A table wine is a light wine that has a very low alcohol content, usually around 14% in the U.S. Here, the term “table wine” is used to acknowledge standard wine from other wines with a higher alcohol level.

In the European Union (EU), table wines have 8.5% to 14% alcohol content. Also, table wine in the EU is considered the lowest quality of wine class. In fact, it is not qualified as an appellation. It is not even designated with a regional designation.

In France and Luxembourg, table wine is called vin de table.

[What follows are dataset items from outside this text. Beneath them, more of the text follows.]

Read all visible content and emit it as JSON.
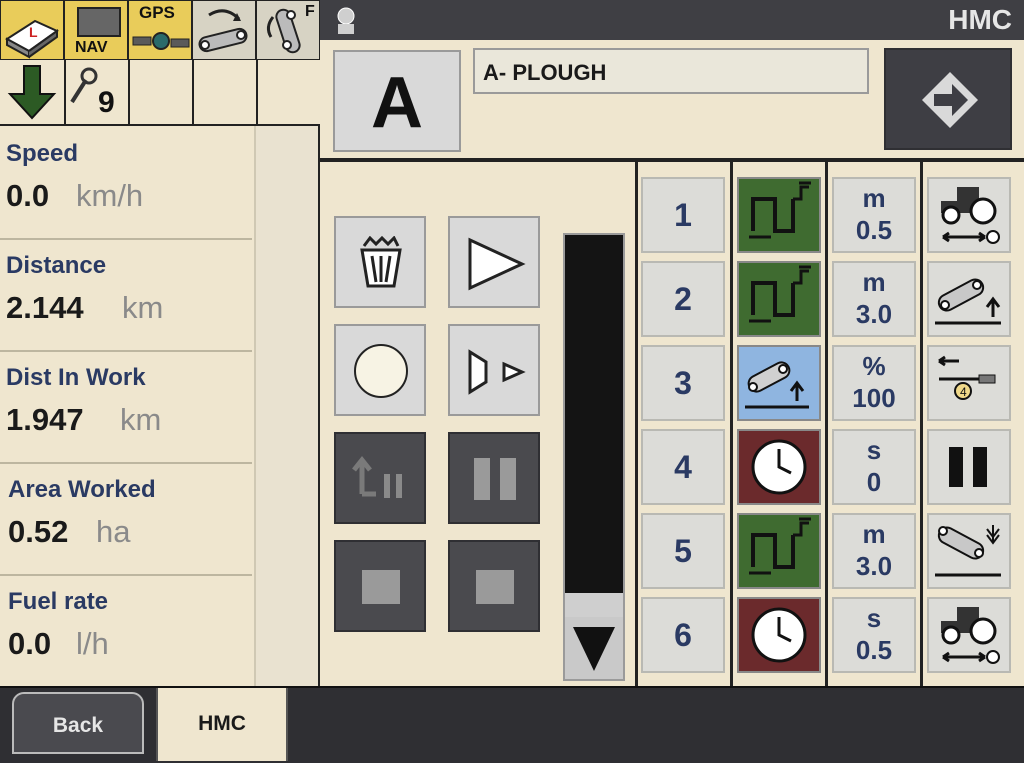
{
  "header": {
    "title": "HMC"
  },
  "status_bar": {
    "nav_label": "NAV",
    "gps_label": "GPS",
    "wrench_count": "9",
    "f_label": "F"
  },
  "sequence": {
    "letter": "A",
    "name": "A- PLOUGH"
  },
  "readouts": [
    {
      "label": "Speed",
      "value": "0.0",
      "unit": "km/h"
    },
    {
      "label": "Distance",
      "value": "2.144",
      "unit": "km"
    },
    {
      "label": "Dist In Work",
      "value": "1.947",
      "unit": "km"
    },
    {
      "label": "Area Worked",
      "value": "0.52",
      "unit": "ha"
    },
    {
      "label": "Fuel rate",
      "value": "0.0",
      "unit": "l/h"
    }
  ],
  "steps": [
    {
      "number": "1",
      "status": "headland-turn",
      "status_color": "#3f6b30",
      "unit": "m",
      "value": "0.5",
      "action": "tractor-distance-icon"
    },
    {
      "number": "2",
      "status": "headland-turn",
      "status_color": "#3f6b30",
      "unit": "m",
      "value": "3.0",
      "action": "implement-raise-icon"
    },
    {
      "number": "3",
      "status": "implement-raise",
      "status_color": "#8fb5e0",
      "unit": "%",
      "value": "100",
      "action": "hitch-position-icon"
    },
    {
      "number": "4",
      "status": "timer",
      "status_color": "#6b2a2c",
      "unit": "s",
      "value": "0",
      "action": "pause-icon"
    },
    {
      "number": "5",
      "status": "headland-turn",
      "status_color": "#3f6b30",
      "unit": "m",
      "value": "3.0",
      "action": "implement-lower-icon"
    },
    {
      "number": "6",
      "status": "timer",
      "status_color": "#6b2a2c",
      "unit": "s",
      "value": "0.5",
      "action": "tractor-distance-icon"
    }
  ],
  "tabs": {
    "back_label": "Back",
    "active_label": "HMC"
  },
  "colors": {
    "cream": "#efe6cf",
    "dark": "#3a3a3e",
    "green": "#3f6b30",
    "maroon": "#6b2a2c",
    "blue": "#8fb5e0",
    "text_blue": "#2a3a63"
  }
}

This is almost the same as Spain’s vino de mesa, Romania’s vin de masa, Portugal’s vinho de mesa, Italy’s vino da tavola, Greece’s epitrapezios oinos and Germany’s Deutscher Tafelwein.

In these European countries, the labels of table wines do not include information such as its region of production, vintage date or the variety of grape that is used.

Also in Europe, wines having a very fine taste can be classified as a simple table wine, if the grapes used are not known or non-traditional. The same statement holds true if the wines are made using a non-traditional wine making process. Even carefully produced wines produced in a region that do not hold a name for prestigious appellation are considered table wine.

Some examples of these excellent table wines are the Super Tuscans, fermented from grapes not indigenous to Italy.

Then in 1992, Italy created the Indicazione Geografica Tipica or IGT wine classification. This classification is made to elevate the Super Tuscans from table wine to quality wine. But even with this classification, wine producers often ignore the status of these upgraded table wines.

Under the French wine classification, table wine is fourth down the line. The lowest ranked table wines are quite cheap. They serve as an accompanying drink with food or used to make party cocktails.